A titre d’exemple, la coopérative agricole Aït Bouli dans la région d’Azilal a reçu 33.245 tonnes de plants de safran, pour pas moins de 420 bénéficiaires dont 91 femmes. L'opération visant à booster la production à hauteur de 100 kilogrammes de ce condiment contre seulement 10 kilogrammes dans les années passées.

Ce qui est à même de créer environ 550 journées de travail dans la commune montagneuse d'Aït Bouli, en majorité pour les femmes.

De même, pour la coopérative agricole féminine Amghar basée dans la commune Zaouiat Ahansal qui a reçu 19.275 tonnes avec l'objectif d'atteindre une production annuelle de 81 kilogrammes et aussi la création de 275 journées de travail pour les femmes.

Quant à la coopérative agricole Tassoussit également basée à Zaouiat Ahansal, elle a bénéficié d'un lot de 480 kilogrammes de plants de safran.

Les coopératives relèvent actuellement le potentiel très prometteur de cette culture fort adaptée aux conditions climatiques et édaphiques (nature du sol) ainsi que les reliefs montagneux dans la province d'Azilal, notant que le safran représente une source importante de revenu pour les populations locales, encouragées ainsi à rester sur leurs terres et à ne jamais envisager de s'expatrier.

Le produit marocain est100 pc biologique grâce aux paysans de la région qui misent désormais sur le safran au vu de sa valeur commerciale sur le marché et considèrent les autres cultures comme tout juste une agriculture vivrière, étant tournée vers l'auto-consommation et non point à l'industrie agroalimentaire ou encore l'exportation comme c'est le cas du safran, condiment très prisé ici et ailleurs.

À noter que les communes Tabanet, Zaouiat Ahansal, Aït Bouli ou encore Anerki ont enregistré ces dernières années une augmentation notable du nombre des safranières, reléguant du coup au second plan l'agriculture traditionnelle et créant une nouvelle dynamique dans la province d'Azilal qui a mis en œuvre un ambitieux programme triennal visant à valoriser cette culture et à augmenter le nombre des safranières et ce, en partenariat avec d'autres intervenants, outre l'accompagnement des producteurs.

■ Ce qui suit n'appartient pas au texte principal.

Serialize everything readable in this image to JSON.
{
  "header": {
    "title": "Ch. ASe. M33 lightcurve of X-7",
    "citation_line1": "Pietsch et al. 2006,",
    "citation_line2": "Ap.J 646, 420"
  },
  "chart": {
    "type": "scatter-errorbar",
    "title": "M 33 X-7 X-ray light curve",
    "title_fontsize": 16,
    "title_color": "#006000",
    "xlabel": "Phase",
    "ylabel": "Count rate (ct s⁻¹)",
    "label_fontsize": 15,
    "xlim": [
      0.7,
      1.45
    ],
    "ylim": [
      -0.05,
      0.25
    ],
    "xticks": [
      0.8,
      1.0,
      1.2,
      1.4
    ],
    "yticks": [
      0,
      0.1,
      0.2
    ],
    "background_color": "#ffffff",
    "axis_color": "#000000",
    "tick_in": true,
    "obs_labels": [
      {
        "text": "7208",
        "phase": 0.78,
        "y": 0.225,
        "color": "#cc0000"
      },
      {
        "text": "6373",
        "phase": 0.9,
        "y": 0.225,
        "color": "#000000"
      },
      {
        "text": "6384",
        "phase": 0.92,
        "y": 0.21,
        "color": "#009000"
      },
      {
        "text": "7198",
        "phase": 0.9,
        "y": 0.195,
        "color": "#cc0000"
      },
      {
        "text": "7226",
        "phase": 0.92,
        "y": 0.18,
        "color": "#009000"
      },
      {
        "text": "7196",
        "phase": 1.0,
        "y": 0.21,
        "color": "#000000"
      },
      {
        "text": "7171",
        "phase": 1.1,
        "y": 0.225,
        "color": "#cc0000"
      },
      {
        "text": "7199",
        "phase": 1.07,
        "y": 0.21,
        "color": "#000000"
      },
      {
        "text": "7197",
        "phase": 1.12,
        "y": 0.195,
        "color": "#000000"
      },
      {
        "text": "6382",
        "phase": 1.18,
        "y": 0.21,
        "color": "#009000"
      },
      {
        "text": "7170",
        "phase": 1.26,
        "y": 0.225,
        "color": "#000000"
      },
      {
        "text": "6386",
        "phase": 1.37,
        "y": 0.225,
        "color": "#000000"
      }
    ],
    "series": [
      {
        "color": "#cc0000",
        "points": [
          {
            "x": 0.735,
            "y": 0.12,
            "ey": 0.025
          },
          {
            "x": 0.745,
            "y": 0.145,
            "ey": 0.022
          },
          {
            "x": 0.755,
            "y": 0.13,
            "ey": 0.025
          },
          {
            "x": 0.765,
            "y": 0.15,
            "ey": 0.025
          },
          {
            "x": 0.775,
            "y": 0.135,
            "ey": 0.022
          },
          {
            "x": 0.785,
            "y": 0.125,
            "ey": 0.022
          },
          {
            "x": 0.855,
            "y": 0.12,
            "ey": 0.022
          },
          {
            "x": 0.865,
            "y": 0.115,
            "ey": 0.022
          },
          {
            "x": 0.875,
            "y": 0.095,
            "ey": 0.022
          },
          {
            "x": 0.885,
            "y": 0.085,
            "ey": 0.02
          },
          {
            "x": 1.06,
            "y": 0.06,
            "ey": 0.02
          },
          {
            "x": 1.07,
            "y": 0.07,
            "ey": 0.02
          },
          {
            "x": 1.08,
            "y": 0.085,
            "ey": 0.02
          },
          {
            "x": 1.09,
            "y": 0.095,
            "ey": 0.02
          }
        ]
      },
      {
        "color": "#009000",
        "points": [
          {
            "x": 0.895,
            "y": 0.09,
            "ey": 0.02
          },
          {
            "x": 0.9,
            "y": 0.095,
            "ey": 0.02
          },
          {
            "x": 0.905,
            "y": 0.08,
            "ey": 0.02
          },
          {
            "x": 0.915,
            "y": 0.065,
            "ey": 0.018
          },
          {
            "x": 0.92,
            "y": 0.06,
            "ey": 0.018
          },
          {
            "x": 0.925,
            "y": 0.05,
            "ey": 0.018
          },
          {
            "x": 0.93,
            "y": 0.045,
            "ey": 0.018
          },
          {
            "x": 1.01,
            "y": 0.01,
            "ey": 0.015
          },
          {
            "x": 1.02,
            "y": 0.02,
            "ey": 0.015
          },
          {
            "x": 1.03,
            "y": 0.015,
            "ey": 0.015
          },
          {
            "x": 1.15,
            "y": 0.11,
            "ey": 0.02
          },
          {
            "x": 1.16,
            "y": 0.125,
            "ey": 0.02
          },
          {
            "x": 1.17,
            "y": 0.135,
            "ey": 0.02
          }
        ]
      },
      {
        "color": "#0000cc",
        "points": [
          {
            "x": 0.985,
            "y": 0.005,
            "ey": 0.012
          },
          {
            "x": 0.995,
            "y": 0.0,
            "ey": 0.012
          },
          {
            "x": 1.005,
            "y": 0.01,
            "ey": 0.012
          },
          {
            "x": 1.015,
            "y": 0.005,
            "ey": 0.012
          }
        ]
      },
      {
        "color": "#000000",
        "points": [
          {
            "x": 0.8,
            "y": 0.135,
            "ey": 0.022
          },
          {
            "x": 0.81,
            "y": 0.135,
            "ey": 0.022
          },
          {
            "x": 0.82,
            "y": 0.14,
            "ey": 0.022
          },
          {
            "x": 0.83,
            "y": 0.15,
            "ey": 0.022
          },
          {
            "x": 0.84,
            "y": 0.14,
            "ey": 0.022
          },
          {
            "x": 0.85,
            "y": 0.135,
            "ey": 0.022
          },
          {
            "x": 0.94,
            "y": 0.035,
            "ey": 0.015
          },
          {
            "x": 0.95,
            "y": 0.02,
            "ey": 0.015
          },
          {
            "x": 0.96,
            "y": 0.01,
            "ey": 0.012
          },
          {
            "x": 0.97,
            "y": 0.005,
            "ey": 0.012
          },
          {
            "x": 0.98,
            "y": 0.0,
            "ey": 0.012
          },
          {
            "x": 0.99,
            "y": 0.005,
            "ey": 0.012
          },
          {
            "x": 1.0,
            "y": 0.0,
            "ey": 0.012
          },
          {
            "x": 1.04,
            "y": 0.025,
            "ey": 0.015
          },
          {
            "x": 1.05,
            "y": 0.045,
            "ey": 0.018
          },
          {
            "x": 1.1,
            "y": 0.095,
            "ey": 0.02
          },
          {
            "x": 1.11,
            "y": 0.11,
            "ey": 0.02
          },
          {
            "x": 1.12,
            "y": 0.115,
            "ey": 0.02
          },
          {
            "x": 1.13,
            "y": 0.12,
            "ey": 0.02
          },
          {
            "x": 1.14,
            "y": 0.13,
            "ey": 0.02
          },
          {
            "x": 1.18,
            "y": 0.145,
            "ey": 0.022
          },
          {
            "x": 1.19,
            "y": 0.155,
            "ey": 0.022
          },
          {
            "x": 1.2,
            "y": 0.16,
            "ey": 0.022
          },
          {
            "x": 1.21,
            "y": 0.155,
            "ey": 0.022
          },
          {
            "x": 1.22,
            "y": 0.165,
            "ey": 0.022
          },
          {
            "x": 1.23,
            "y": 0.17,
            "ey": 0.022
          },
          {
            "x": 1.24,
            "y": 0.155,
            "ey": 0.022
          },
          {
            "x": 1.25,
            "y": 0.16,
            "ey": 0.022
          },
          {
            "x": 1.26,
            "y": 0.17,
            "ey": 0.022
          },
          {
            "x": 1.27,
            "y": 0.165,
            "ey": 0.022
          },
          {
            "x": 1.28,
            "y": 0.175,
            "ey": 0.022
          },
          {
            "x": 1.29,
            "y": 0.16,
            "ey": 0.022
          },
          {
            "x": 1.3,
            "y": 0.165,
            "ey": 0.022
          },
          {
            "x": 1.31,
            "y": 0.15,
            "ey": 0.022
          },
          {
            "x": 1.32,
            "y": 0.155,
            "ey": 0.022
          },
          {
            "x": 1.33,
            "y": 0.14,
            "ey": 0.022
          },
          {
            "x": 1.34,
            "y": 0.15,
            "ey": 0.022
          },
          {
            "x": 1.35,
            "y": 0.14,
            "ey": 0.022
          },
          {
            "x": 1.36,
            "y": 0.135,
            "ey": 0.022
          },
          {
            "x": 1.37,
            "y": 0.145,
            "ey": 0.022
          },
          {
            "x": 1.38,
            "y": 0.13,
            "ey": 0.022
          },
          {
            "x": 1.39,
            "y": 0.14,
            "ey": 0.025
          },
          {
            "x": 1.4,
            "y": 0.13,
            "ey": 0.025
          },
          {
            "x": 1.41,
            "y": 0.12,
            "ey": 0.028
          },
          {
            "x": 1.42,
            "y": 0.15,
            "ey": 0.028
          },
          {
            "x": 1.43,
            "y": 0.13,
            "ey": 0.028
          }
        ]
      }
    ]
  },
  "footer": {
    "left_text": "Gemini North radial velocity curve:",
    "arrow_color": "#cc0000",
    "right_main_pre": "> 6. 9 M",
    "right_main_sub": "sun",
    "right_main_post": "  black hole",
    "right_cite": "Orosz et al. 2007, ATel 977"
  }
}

La récolte exige des précautions très strictes lors de la récupération des stigmates Elles conditionnent la qualité du produit. Une fois les stigmates sont isolés, ils sont séchés à l'ombre ou sur le feu. Après le séchage, le safran perd 4/5 de son eau. Le poids frais moyen des stigmates de 100 fleurs est légèrement supérieur à 3g et le poids sec est de près de 600 mg.

Le rendement moyen d'un hectare de safran est très aléatoire. Si dans certaines safranières, les rendements ne dépassent pas 2 à 3 kg/ha, dans d'autres où les techniques de production sont bien suivies, ces rendements peuvent facilement atteindre plus de 10 kg/ha.

La durée de stockage du safran est longue si les conditions de conservation sont optimales. La qualité du safran peut être maintenue pour plus de 3 ans.